Заволновавшись, я шагнула к Воронову, коснулась его лба ладонью. Вроде бы, горячий. Но, возможно, у меня руки прохладные…
— Вчера болела. Сегодня утром нет. Я мотался по встречам, а от коммерческих директоров, как известно, даже здоровая голова заболеть может, — хмыкнул язвительно.
Я снова и снова касалась его лба, щек, пытаясь понять, есть ли у мужчины жар или мне это кажется, внимательно всматривалась в его лицо, оценивала ситуацию.
— Что-то еще болит?
— В горле першит. Глотать больно, — Воронов, морщась, потер шею.
— Однозначно, тебе надо домой, лечиться, — проговорила с беспокойством, когда мужчина вновь начал кашлять. — Теплое питье, лекарство… О боже! У тебя, думаю, по-прежнему в аптечке пусто…
— Пусто, — подтвердил, криво ухмыльнувшись. — Но домой — хорошая идея.
Миша крепче обнял меня, прижав к себе.
А я застыла: когда его руки успели оказаться на моем теле и почему этого не заметила?
— И мне сразу стало бы лучше, если бы ты позаботилась обо мне. Приготовила теплый чай, бульон… Нашла градусник. Потом легла рядом, гладила бы по голове, тревожно вздыхая, — перечислил он вкрадчивым хрипловатым голосом, пускающим мурашки по коже, волнующим.
Я с подозрением прищурилась. Вгляделась в лицо Миши, отбросив переживания за него, трезво.
Похоже, здоров. Относительно, разумеется.
Опять сыграл на моих чувствах, неискушенности и жалости!

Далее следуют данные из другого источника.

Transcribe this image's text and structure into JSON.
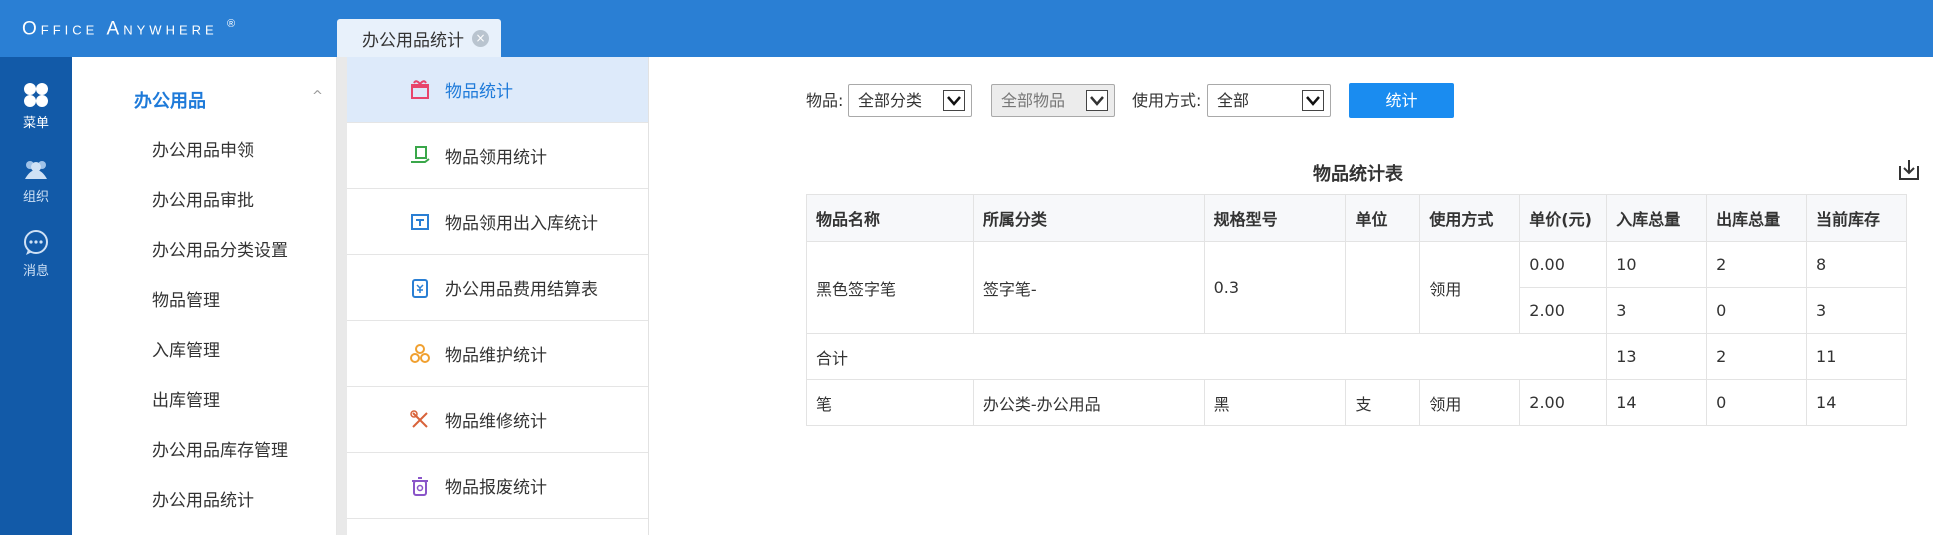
{
  "header": {
    "logo": "Office Anywhere",
    "logo_mark": "®",
    "tab_label": "办公用品统计",
    "tab_close": "×"
  },
  "iconbar": {
    "items": [
      {
        "label": "菜单",
        "icon": "grid-icon"
      },
      {
        "label": "组织",
        "icon": "users-icon"
      },
      {
        "label": "消息",
        "icon": "chat-icon"
      }
    ]
  },
  "menu": {
    "title": "办公用品",
    "caret": "^",
    "items": [
      "办公用品申领",
      "办公用品审批",
      "办公用品分类设置",
      "物品管理",
      "入库管理",
      "出库管理",
      "办公用品库存管理",
      "办公用品统计"
    ]
  },
  "panel2": {
    "items": [
      {
        "label": "物品统计",
        "icon": "gift-icon"
      },
      {
        "label": "物品领用统计",
        "icon": "hand-icon"
      },
      {
        "label": "物品领用出入库统计",
        "icon": "box-icon"
      },
      {
        "label": "办公用品费用结算表",
        "icon": "clipboard-icon"
      },
      {
        "label": "物品维护统计",
        "icon": "circles-icon"
      },
      {
        "label": "物品维修统计",
        "icon": "tools-icon"
      },
      {
        "label": "物品报废统计",
        "icon": "trash-icon"
      }
    ]
  },
  "filters": {
    "item_label": "物品:",
    "category_value": "全部分类",
    "item_value": "全部物品",
    "usage_label": "使用方式:",
    "usage_value": "全部",
    "submit": "统计"
  },
  "table": {
    "title": "物品统计表",
    "headers": [
      "物品名称",
      "所属分类",
      "规格型号",
      "单位",
      "使用方式",
      "单价(元)",
      "入库总量",
      "出库总量",
      "当前库存"
    ],
    "group": {
      "name": "黑色签字笔",
      "category": "签字笔-",
      "spec": "0.3",
      "unit": "",
      "usage": "领用",
      "rows": [
        {
          "price": "0.00",
          "in": "10",
          "out": "2",
          "stock": "8"
        },
        {
          "price": "2.00",
          "in": "3",
          "out": "0",
          "stock": "3"
        }
      ]
    },
    "subtotal": {
      "label": "合计",
      "in": "13",
      "out": "2",
      "stock": "11"
    },
    "row2": {
      "name": "笔",
      "category": "办公类-办公用品",
      "spec": "黑",
      "unit": "支",
      "usage": "领用",
      "price": "2.00",
      "in": "14",
      "out": "0",
      "stock": "14"
    }
  }
}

— Хм. — Я опустила голову словно бы в задумчивости, отследила пальцем ряд нитей на пуловере Воронова, со злорадством почувствовала, как напряглись его мышцы, а ладони беспардонно сползли с талии практически на ягодицы.
— А ты не боишься, что в чай вместо сахара насыплю тебе что-нибудь поинтереснее? Из мести.
С вызовом посмотрела в ухмыляющееся лицо, тут же засветившееся удовольствием.
— Сама же потом переживать будешь, солнышко, — насмешливо ответил, — лечить бросишься.
— Чертов притворщик.
Вспылив, я стукнула его в грудь кулаками, вывернулась из объятий, но уйти не получилось.
Поймав за локоть, Воронов резко развернул меня к себе, впился в губы поцелуем. Негодование вскипело в груди, но выплеснулось почему-то не в протест или сопротивление. Нет, то был самый страшный вид ярости, который преобразуется в агрессивную страсть. Тот самый, который бывает у влюбленных после пылкой ссоры, когда каждый остался при своем.
Мы целовались точно одержимые, прикусывая губы друг друга. Руки мужчины крепко, практически до боли, вжимали меня в его твердое тело. Я ощущала, как пальцы одной впились в кожу талии, проникнув под блузу, а пальцы другой — в затылок, как давит в живот его возбужденная плоть. Это не вызывало отторжения, наоборот, распаляло сильнее, делало действо еще безумнее, смешивая адреналин и либидо в опасный коктейль, напрочь уничтожающий сознание.
Страстно хотелось этого: стократного усиления, давления, полного растворения, подчинения, острейшего экстаза (его и своего).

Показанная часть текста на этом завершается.